落ちてしまえば死ぬことだってあり得るのに、必死に里香の元へ手を伸ばす裕一。

『僕たちの両手は何かを掴むためにあるんだ』。そう呟いて、彼は病室に辿り着いた。そして彼は大切なものを勝ち取った。カッコいい。アツい男だ。

僕の両手は、何かを掴んだのだろうか。


6.

ただ、僕はこうも思う。

今は弱さをはっきりと理解できるだけ、自分は強いと勘違いしていた頃よりも、もっと強くなれる気がする。

大人になって、『子供の頃思ってたより、大した奴にはなれなかったよ』みたいな話があるけど、それは違うと思う。

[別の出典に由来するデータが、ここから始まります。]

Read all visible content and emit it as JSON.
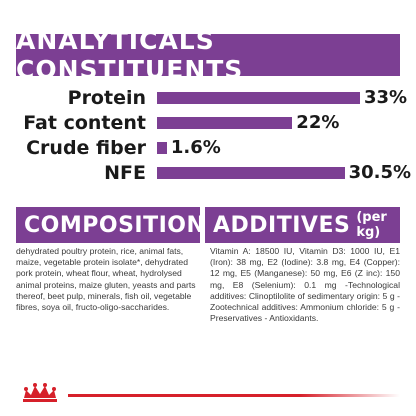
{
  "header": {
    "title": "ANALYTICALS CONSTITUENTS"
  },
  "nutrients": [
    {
      "label": "Protein",
      "value": "33%",
      "percent": 33
    },
    {
      "label": "Fat content",
      "value": "22%",
      "percent": 22
    },
    {
      "label": "Crude fiber",
      "value": "1.6%",
      "percent": 1.6
    },
    {
      "label": "NFE",
      "value": "30.5%",
      "percent": 30.5
    }
  ],
  "composition": {
    "title": "COMPOSITION",
    "text": "dehydrated poultry protein, rice, animal fats, maize, vegetable protein isolate*, dehydrated pork protein, wheat flour, wheat, hydrolysed animal proteins, maize gluten, yeasts and parts thereof, beet pulp, minerals, fish oil, vegetable fibres, soya oil, fructo-oligo-saccharides."
  },
  "additives": {
    "title": "ADDITIVES",
    "unit": "(per kg)",
    "text": "Vitamin A: 18500 IU, Vitamin D3: 1000 IU, E1 (Iron): 38 mg, E2 (Iodine): 3.8 mg, E4 (Copper): 12 mg, E5 (Manganese): 50 mg, E6 (Z inc): 150 mg, E8 (Selenium): 0.1 mg -Technological additives: Clinoptilolite of sedimentary origin: 5 g - Zootechnical additives: Ammonium chloride: 5 g - Preservatives - Antioxidants."
  },
  "colors": {
    "accent": "#7c3f93",
    "brand_red": "#d6202a"
  },
  "logo": {
    "icon": "royal-canin-crown-icon"
  }
}
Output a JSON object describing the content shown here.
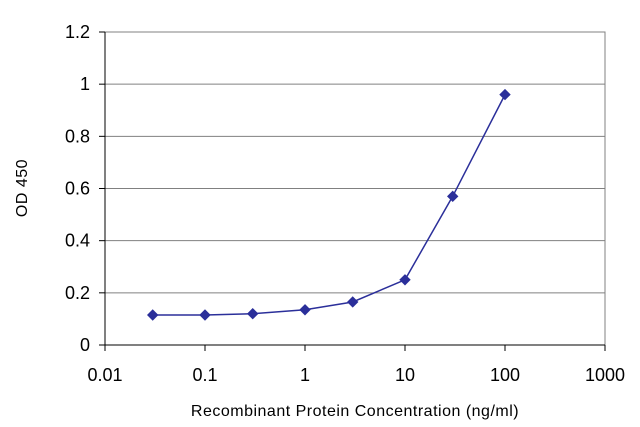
{
  "chart_data": {
    "type": "line",
    "title": "",
    "xlabel": "Recombinant Protein Concentration (ng/ml)",
    "ylabel": "OD 450",
    "x_scale": "log",
    "xlim": [
      0.01,
      1000
    ],
    "ylim": [
      0,
      1.2
    ],
    "x_ticks": [
      "0.01",
      "0.1",
      "1",
      "10",
      "100",
      "1000"
    ],
    "x_tick_values": [
      0.01,
      0.1,
      1,
      10,
      100,
      1000
    ],
    "y_ticks": [
      "0",
      "0.2",
      "0.4",
      "0.6",
      "0.8",
      "1",
      "1.2"
    ],
    "y_tick_values": [
      0,
      0.2,
      0.4,
      0.6,
      0.8,
      1,
      1.2
    ],
    "grid": "horizontal",
    "series": [
      {
        "x": [
          0.03,
          0.1,
          0.3,
          1,
          3,
          10,
          30,
          100
        ],
        "y": [
          0.115,
          0.115,
          0.12,
          0.135,
          0.165,
          0.25,
          0.57,
          0.96
        ],
        "color": "#2b2f9a",
        "marker": "diamond"
      }
    ]
  }
}
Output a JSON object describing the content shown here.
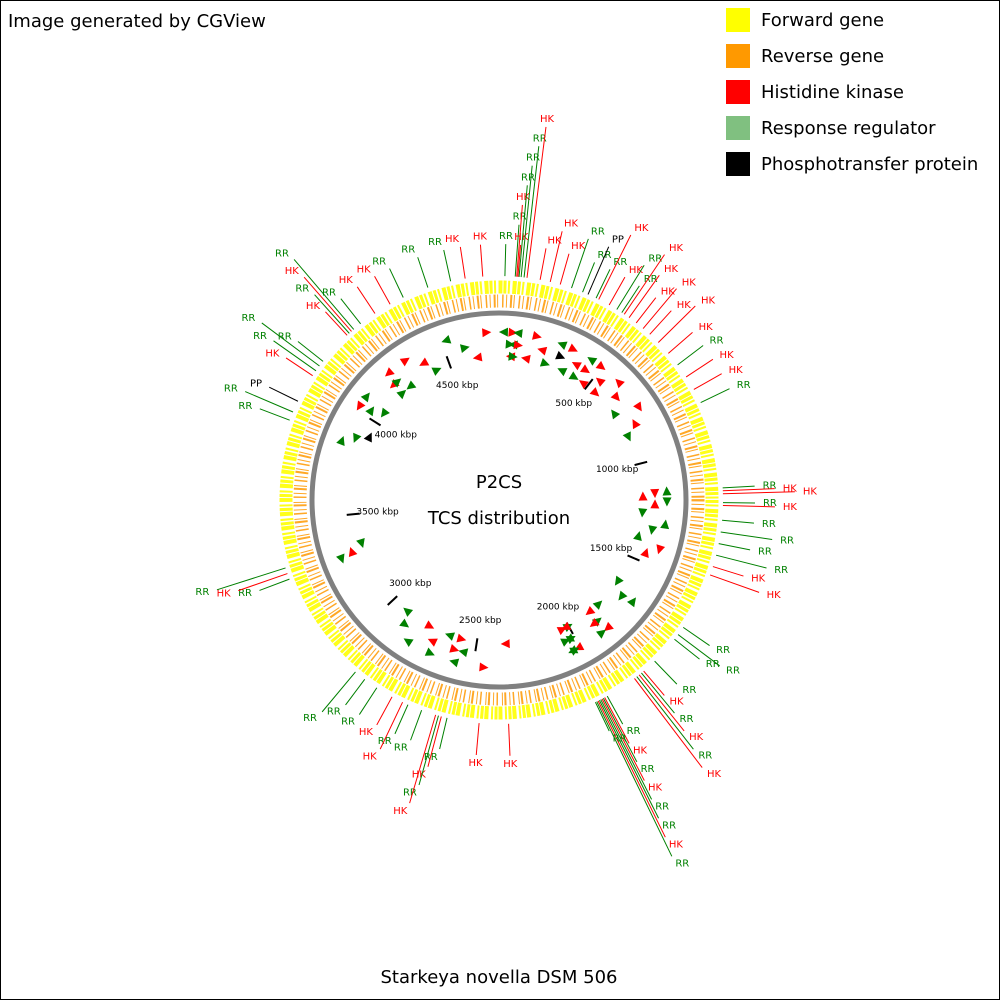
{
  "chart_data": {
    "type": "circular-genome-map",
    "title": "Image generated by CGView",
    "center_title": "P2CS",
    "center_subtitle": "TCS distribution",
    "footer": "Starkeya novella DSM 506",
    "legend": [
      {
        "name": "Forward gene",
        "color": "#ffff00"
      },
      {
        "name": "Reverse gene",
        "color": "#ff9900"
      },
      {
        "name": "Histidine kinase",
        "color": "#ff0000"
      },
      {
        "name": "Response regulator",
        "color": "#80c080"
      },
      {
        "name": "Phosphotransfer protein",
        "color": "#000000"
      }
    ],
    "xlim": [
      0,
      4765
    ],
    "xticks": [
      {
        "value": 500,
        "label": "500 kbp"
      },
      {
        "value": 1000,
        "label": "1000 kbp"
      },
      {
        "value": 1500,
        "label": "1500 kbp"
      },
      {
        "value": 2000,
        "label": "2000 kbp"
      },
      {
        "value": 2500,
        "label": "2500 kbp"
      },
      {
        "value": 3000,
        "label": "3000 kbp"
      },
      {
        "value": 3500,
        "label": "3500 kbp"
      },
      {
        "value": 4000,
        "label": "4000 kbp"
      },
      {
        "value": 4500,
        "label": "4500 kbp"
      }
    ],
    "features": [
      {
        "label": "RR",
        "position": 20,
        "color": "#008000"
      },
      {
        "label": "RR",
        "position": 55,
        "color": "#008000"
      },
      {
        "label": "HK",
        "position": 60,
        "color": "#ff0000"
      },
      {
        "label": "HK",
        "position": 64,
        "color": "#ff0000"
      },
      {
        "label": "RR",
        "position": 68,
        "color": "#008000"
      },
      {
        "label": "RR",
        "position": 75,
        "color": "#008000"
      },
      {
        "label": "RR",
        "position": 85,
        "color": "#008000"
      },
      {
        "label": "HK",
        "position": 95,
        "color": "#ff0000"
      },
      {
        "label": "HK",
        "position": 140,
        "color": "#ff0000"
      },
      {
        "label": "HK",
        "position": 175,
        "color": "#ff0000"
      },
      {
        "label": "HK",
        "position": 210,
        "color": "#ff0000"
      },
      {
        "label": "RR",
        "position": 250,
        "color": "#008000"
      },
      {
        "label": "RR",
        "position": 290,
        "color": "#008000"
      },
      {
        "label": "PP",
        "position": 310,
        "color": "#000000"
      },
      {
        "label": "RR",
        "position": 340,
        "color": "#008000"
      },
      {
        "label": "HK",
        "position": 350,
        "color": "#ff0000"
      },
      {
        "label": "HK",
        "position": 390,
        "color": "#ff0000"
      },
      {
        "label": "RR",
        "position": 420,
        "color": "#008000"
      },
      {
        "label": "RR",
        "position": 440,
        "color": "#008000"
      },
      {
        "label": "HK",
        "position": 450,
        "color": "#ff0000"
      },
      {
        "label": "HK",
        "position": 470,
        "color": "#ff0000"
      },
      {
        "label": "HK",
        "position": 500,
        "color": "#ff0000"
      },
      {
        "label": "HK",
        "position": 530,
        "color": "#ff0000"
      },
      {
        "label": "HK",
        "position": 560,
        "color": "#ff0000"
      },
      {
        "label": "HK",
        "position": 600,
        "color": "#ff0000"
      },
      {
        "label": "HK",
        "position": 650,
        "color": "#ff0000"
      },
      {
        "label": "RR",
        "position": 700,
        "color": "#008000"
      },
      {
        "label": "HK",
        "position": 750,
        "color": "#ff0000"
      },
      {
        "label": "HK",
        "position": 800,
        "color": "#ff0000"
      },
      {
        "label": "RR",
        "position": 850,
        "color": "#008000"
      },
      {
        "label": "RR",
        "position": 1150,
        "color": "#008000"
      },
      {
        "label": "HK",
        "position": 1160,
        "color": "#ff0000"
      },
      {
        "label": "HK",
        "position": 1170,
        "color": "#ff0000"
      },
      {
        "label": "RR",
        "position": 1200,
        "color": "#008000"
      },
      {
        "label": "HK",
        "position": 1210,
        "color": "#ff0000"
      },
      {
        "label": "RR",
        "position": 1260,
        "color": "#008000"
      },
      {
        "label": "RR",
        "position": 1300,
        "color": "#008000"
      },
      {
        "label": "RR",
        "position": 1340,
        "color": "#008000"
      },
      {
        "label": "RR",
        "position": 1380,
        "color": "#008000"
      },
      {
        "label": "HK",
        "position": 1420,
        "color": "#ff0000"
      },
      {
        "label": "HK",
        "position": 1450,
        "color": "#ff0000"
      },
      {
        "label": "RR",
        "position": 1650,
        "color": "#008000"
      },
      {
        "label": "RR",
        "position": 1680,
        "color": "#008000"
      },
      {
        "label": "RR",
        "position": 1700,
        "color": "#008000"
      },
      {
        "label": "RR",
        "position": 1800,
        "color": "#008000"
      },
      {
        "label": "HK",
        "position": 1850,
        "color": "#ff0000"
      },
      {
        "label": "RR",
        "position": 1860,
        "color": "#008000"
      },
      {
        "label": "HK",
        "position": 1870,
        "color": "#ff0000"
      },
      {
        "label": "RR",
        "position": 1880,
        "color": "#008000"
      },
      {
        "label": "HK",
        "position": 1890,
        "color": "#ff0000"
      },
      {
        "label": "RR",
        "position": 2000,
        "color": "#008000"
      },
      {
        "label": "HK",
        "position": 2010,
        "color": "#ff0000"
      },
      {
        "label": "RR",
        "position": 2015,
        "color": "#008000"
      },
      {
        "label": "HK",
        "position": 2020,
        "color": "#ff0000"
      },
      {
        "label": "RR",
        "position": 2025,
        "color": "#008000"
      },
      {
        "label": "RR",
        "position": 2030,
        "color": "#008000"
      },
      {
        "label": "HK",
        "position": 2035,
        "color": "#ff0000"
      },
      {
        "label": "RR",
        "position": 2040,
        "color": "#008000"
      },
      {
        "label": "RR",
        "position": 2045,
        "color": "#008000"
      },
      {
        "label": "HK",
        "position": 2350,
        "color": "#ff0000"
      },
      {
        "label": "HK",
        "position": 2450,
        "color": "#ff0000"
      },
      {
        "label": "RR",
        "position": 2560,
        "color": "#008000"
      },
      {
        "label": "HK",
        "position": 2580,
        "color": "#ff0000"
      },
      {
        "label": "RR",
        "position": 2590,
        "color": "#008000"
      },
      {
        "label": "HK",
        "position": 2600,
        "color": "#ff0000"
      },
      {
        "label": "RR",
        "position": 2650,
        "color": "#008000"
      },
      {
        "label": "RR",
        "position": 2700,
        "color": "#008000"
      },
      {
        "label": "HK",
        "position": 2720,
        "color": "#ff0000"
      },
      {
        "label": "HK",
        "position": 2760,
        "color": "#ff0000"
      },
      {
        "label": "RR",
        "position": 2820,
        "color": "#008000"
      },
      {
        "label": "RR",
        "position": 2870,
        "color": "#008000"
      },
      {
        "label": "RR",
        "position": 2910,
        "color": "#008000"
      },
      {
        "label": "RR",
        "position": 3300,
        "color": "#008000"
      },
      {
        "label": "HK",
        "position": 3320,
        "color": "#ff0000"
      },
      {
        "label": "RR",
        "position": 3340,
        "color": "#008000"
      },
      {
        "label": "RR",
        "position": 3850,
        "color": "#008000"
      },
      {
        "label": "RR",
        "position": 3880,
        "color": "#008000"
      },
      {
        "label": "PP",
        "position": 3920,
        "color": "#000000"
      },
      {
        "label": "HK",
        "position": 4020,
        "color": "#ff0000"
      },
      {
        "label": "RR",
        "position": 4040,
        "color": "#008000"
      },
      {
        "label": "RR",
        "position": 4060,
        "color": "#008000"
      },
      {
        "label": "RR",
        "position": 4080,
        "color": "#008000"
      },
      {
        "label": "HK",
        "position": 4200,
        "color": "#ff0000"
      },
      {
        "label": "RR",
        "position": 4210,
        "color": "#008000"
      },
      {
        "label": "HK",
        "position": 4220,
        "color": "#ff0000"
      },
      {
        "label": "RR",
        "position": 4230,
        "color": "#008000"
      },
      {
        "label": "RR",
        "position": 4260,
        "color": "#008000"
      },
      {
        "label": "HK",
        "position": 4320,
        "color": "#ff0000"
      },
      {
        "label": "HK",
        "position": 4380,
        "color": "#ff0000"
      },
      {
        "label": "RR",
        "position": 4430,
        "color": "#008000"
      },
      {
        "label": "RR",
        "position": 4520,
        "color": "#008000"
      },
      {
        "label": "RR",
        "position": 4600,
        "color": "#008000"
      },
      {
        "label": "HK",
        "position": 4650,
        "color": "#ff0000"
      },
      {
        "label": "HK",
        "position": 4710,
        "color": "#ff0000"
      }
    ]
  }
}
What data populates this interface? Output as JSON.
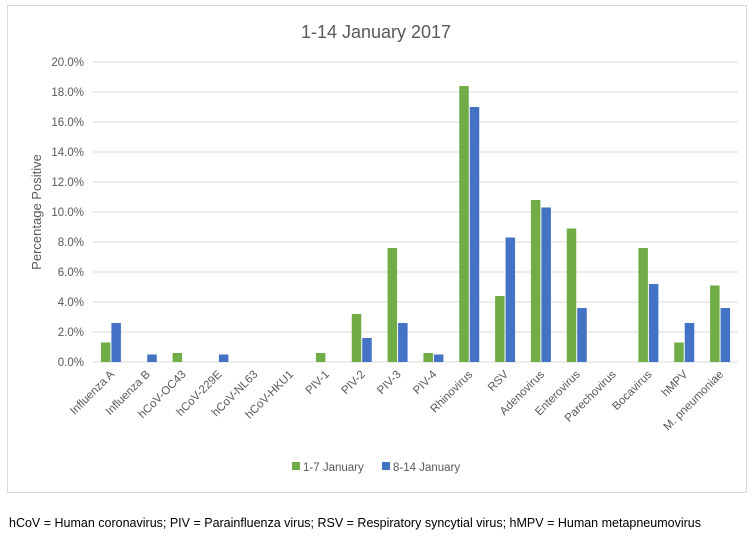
{
  "chart_data": {
    "type": "bar",
    "title": "1-14 January 2017",
    "xlabel": "",
    "ylabel": "Percentage Positive",
    "ylim": [
      0,
      20
    ],
    "yticks": [
      "0.0%",
      "2.0%",
      "4.0%",
      "6.0%",
      "8.0%",
      "10.0%",
      "12.0%",
      "14.0%",
      "16.0%",
      "18.0%",
      "20.0%"
    ],
    "grid": true,
    "legend_position": "bottom",
    "categories": [
      "Influenza A",
      "Influenza B",
      "hCoV-OC43",
      "hCoV-229E",
      "hCoV-NL63",
      "hCoV-HKU1",
      "PIV-1",
      "PIV-2",
      "PIV-3",
      "PIV-4",
      "Rhinovirus",
      "RSV",
      "Adenovirus",
      "Enterovirus",
      "Parechovirus",
      "Bocavirus",
      "hMPV",
      "M. pneumoniae"
    ],
    "series": [
      {
        "name": "1-7 January",
        "color": "#70ad47",
        "values": [
          1.3,
          0,
          0.6,
          0,
          0,
          0,
          0.6,
          3.2,
          7.6,
          0.6,
          18.4,
          4.4,
          10.8,
          8.9,
          0,
          7.6,
          1.3,
          5.1
        ]
      },
      {
        "name": "8-14 January",
        "color": "#4472c4",
        "values": [
          2.6,
          0.5,
          0,
          0.5,
          0,
          0,
          0,
          1.6,
          2.6,
          0.5,
          17.0,
          8.3,
          10.3,
          3.6,
          0,
          5.2,
          2.6,
          3.6
        ]
      }
    ]
  },
  "footnote": "hCoV = Human coronavirus; PIV = Parainfluenza virus; RSV = Respiratory syncytial virus; hMPV = Human metapneumovirus"
}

自分が大したことないと思えた分だけ、強くなりたいと思える。前進できる。それは自分が強いと思って停滞していた頃より、何十倍も強いはずだ。

僕は今、手を伸ばしたかったと思える。この両手には何もないから、何かを掴みたいと思えている。だからただ『半月』を読むだけで最強だった頃より、強いはずだ。



そういうことを考えながら、また『半月』を読み返した。10年以上経っても、里香は相変わらず最高の女の子だった。

この女の子を救うことは、今はできない。僕は裕一ではないから。けど、救うために進むことが、今はできる。

なら大丈夫だろうと思うと、途端に最強の気分になってきた。相変わらず『半月』は、僕にとって最強の作品だった。